Monday, 24 August 2015

Mendelssohn’s Debt to Nature

Arthur Rackham's 'Puck'
I have always regarded Felix Mendelssohn as being an honorary British composer. Other names that fall into this category include Handel (of course), Ignaz Moscheles, Clementi and J.C. Bach. I do not deny their nationalities, but remark that they spent much time in the United Kingdom.  Furthermore, I have always felt that William Shakespeare’s A Midsummer Night’s Dream was actually set in the Forest of Arden (or the home park of a great estate) rather than a wood near Athens. This born out by the names of the rustics, the legendary nature of Puck and the flora and fauna the playwright mentions. Add to this the fact that Mendelssohn’s incidental music for the play is one of the most ‘English’ creations in the composer’s catalogue and I have a great excuse for printing this short anecdote from Anecdotes of Great Musicians by W. Francis Gates (London, Weekes & Co, 1896). It is one of my favourite books.
I do not answer for the absolute historicity of the story: it seems a nice idea.
‘Many a composer has been indebted to some sound or tone in nature for the suggestion of musical ideas.

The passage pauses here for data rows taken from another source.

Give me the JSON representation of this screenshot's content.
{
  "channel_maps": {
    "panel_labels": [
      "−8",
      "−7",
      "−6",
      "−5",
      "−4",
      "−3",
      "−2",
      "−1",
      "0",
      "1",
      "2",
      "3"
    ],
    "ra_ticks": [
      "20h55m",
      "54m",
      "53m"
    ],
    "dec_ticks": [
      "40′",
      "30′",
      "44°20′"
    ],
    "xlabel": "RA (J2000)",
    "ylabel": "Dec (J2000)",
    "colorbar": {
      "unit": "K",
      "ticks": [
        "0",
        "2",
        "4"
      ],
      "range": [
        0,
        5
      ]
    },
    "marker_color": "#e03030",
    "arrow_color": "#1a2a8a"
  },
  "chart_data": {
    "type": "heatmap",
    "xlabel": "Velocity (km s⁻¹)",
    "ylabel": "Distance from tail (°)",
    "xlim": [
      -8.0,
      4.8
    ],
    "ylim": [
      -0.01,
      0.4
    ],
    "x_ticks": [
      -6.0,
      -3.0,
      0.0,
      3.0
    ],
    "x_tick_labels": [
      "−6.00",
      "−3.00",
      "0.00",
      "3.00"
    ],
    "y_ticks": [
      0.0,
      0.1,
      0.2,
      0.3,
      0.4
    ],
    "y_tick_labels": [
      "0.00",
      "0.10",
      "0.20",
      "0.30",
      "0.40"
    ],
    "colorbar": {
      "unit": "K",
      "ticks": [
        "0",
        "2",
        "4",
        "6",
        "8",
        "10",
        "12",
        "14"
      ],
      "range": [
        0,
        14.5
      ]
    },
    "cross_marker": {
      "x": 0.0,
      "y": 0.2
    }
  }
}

Nature suggests and man elaborates the melody, though some writers would have us believe that the composer is simply the amanuensis of nature, in many cases. But we must remember that music is art, and that nature supplies nature, not art.
A good composer will turn to account a suggestion from any source, however humble. Mendelssohn took pleasure in acknowledging his debt to nature in these matters. While Mendelssohn was not a Beethoven, while he could not so well depict the rugged, the grand, the heroic, as did that musical Jupiter, yet Mendelssohn was the tone poet of the forest and field, the bright sun, and the blue sky. A friend of his relates how they were walking in the country one day, and getting tired, threw themselves on the grass in the shade and were there pursuing their conversation. Suddenly Mendelssohn seized him by the arm and whispered, "Hush!" A moment later the composer told him that a large fly had just then gone buzzing by and he wished to hear its sound die away in the distance.
Mendelssohn was at that time working on his overture to A Midsummer Night's Dream, and not long after, it was completed. He then showed his friend a certain descending bass modulation with the remark, "There, that's the fly that buzzed past us at Schönhausen."[1]
[1] Schönhausen is a city in the district of Stendal in Saxony-Anhalt in Germany.